Jasmal czmychnęła do szafy. Aż zdziwiła się, że nie zaskrzypiały zawiasy drzwiczek gdy je uchylała. W środku było całkiem przestronnie i spokojnie mogłyby się skryć tam dwie osoby. Były tam płaszcze i szaty wykonane z niezwykle delikatnego jedwabiu. Nawet podszewka była jedwabna. W tyle stała nawet mała szkatułka.
Mangkhut powoli odwrócił się w kierunku, z którego dobiegał głos Tajgi. Przyjrzał się uważnie i na koniec pokiwał głową.
- Dobrze, zajmij się nim. Porozmawiamy sobie - odpowiedział jej robiąc zapraszający gest dłonią i bardka zaraz ruszyła do roztrzaskanej półki pod którą jaszczur leżał pomiędzy rozrzuconymi książkami.

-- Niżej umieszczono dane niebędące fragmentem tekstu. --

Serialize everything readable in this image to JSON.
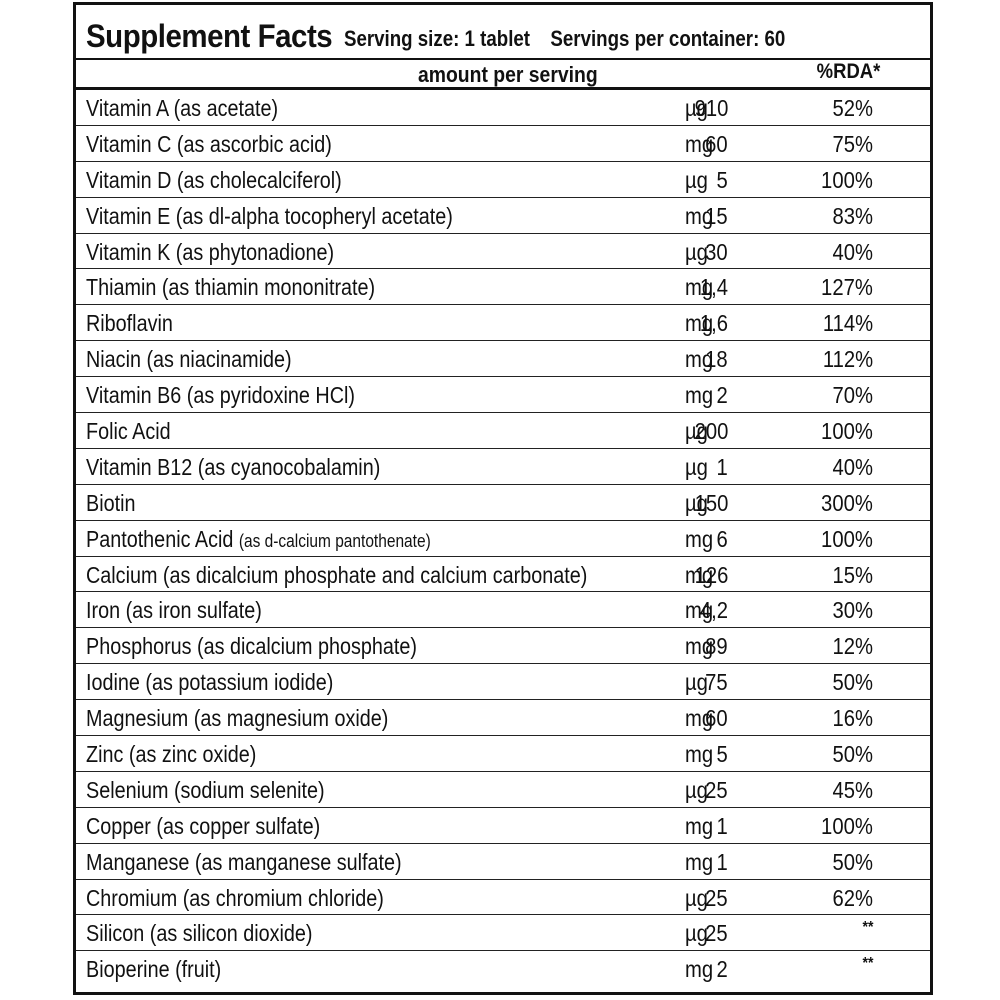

- Więc waszym planem jest znalezienie nekromanty i... Zabicie go? - mag podsumował wypowiedzi Edrika i Thazara, z pewną dozą niedowierzana w głosie. - Iście zdesperowani jesteście... Jest was więcej? Jaki macie plan "pokonania" nekromanty? -
__________________ "Just remember, there is a thin line between being a hero and being a memory"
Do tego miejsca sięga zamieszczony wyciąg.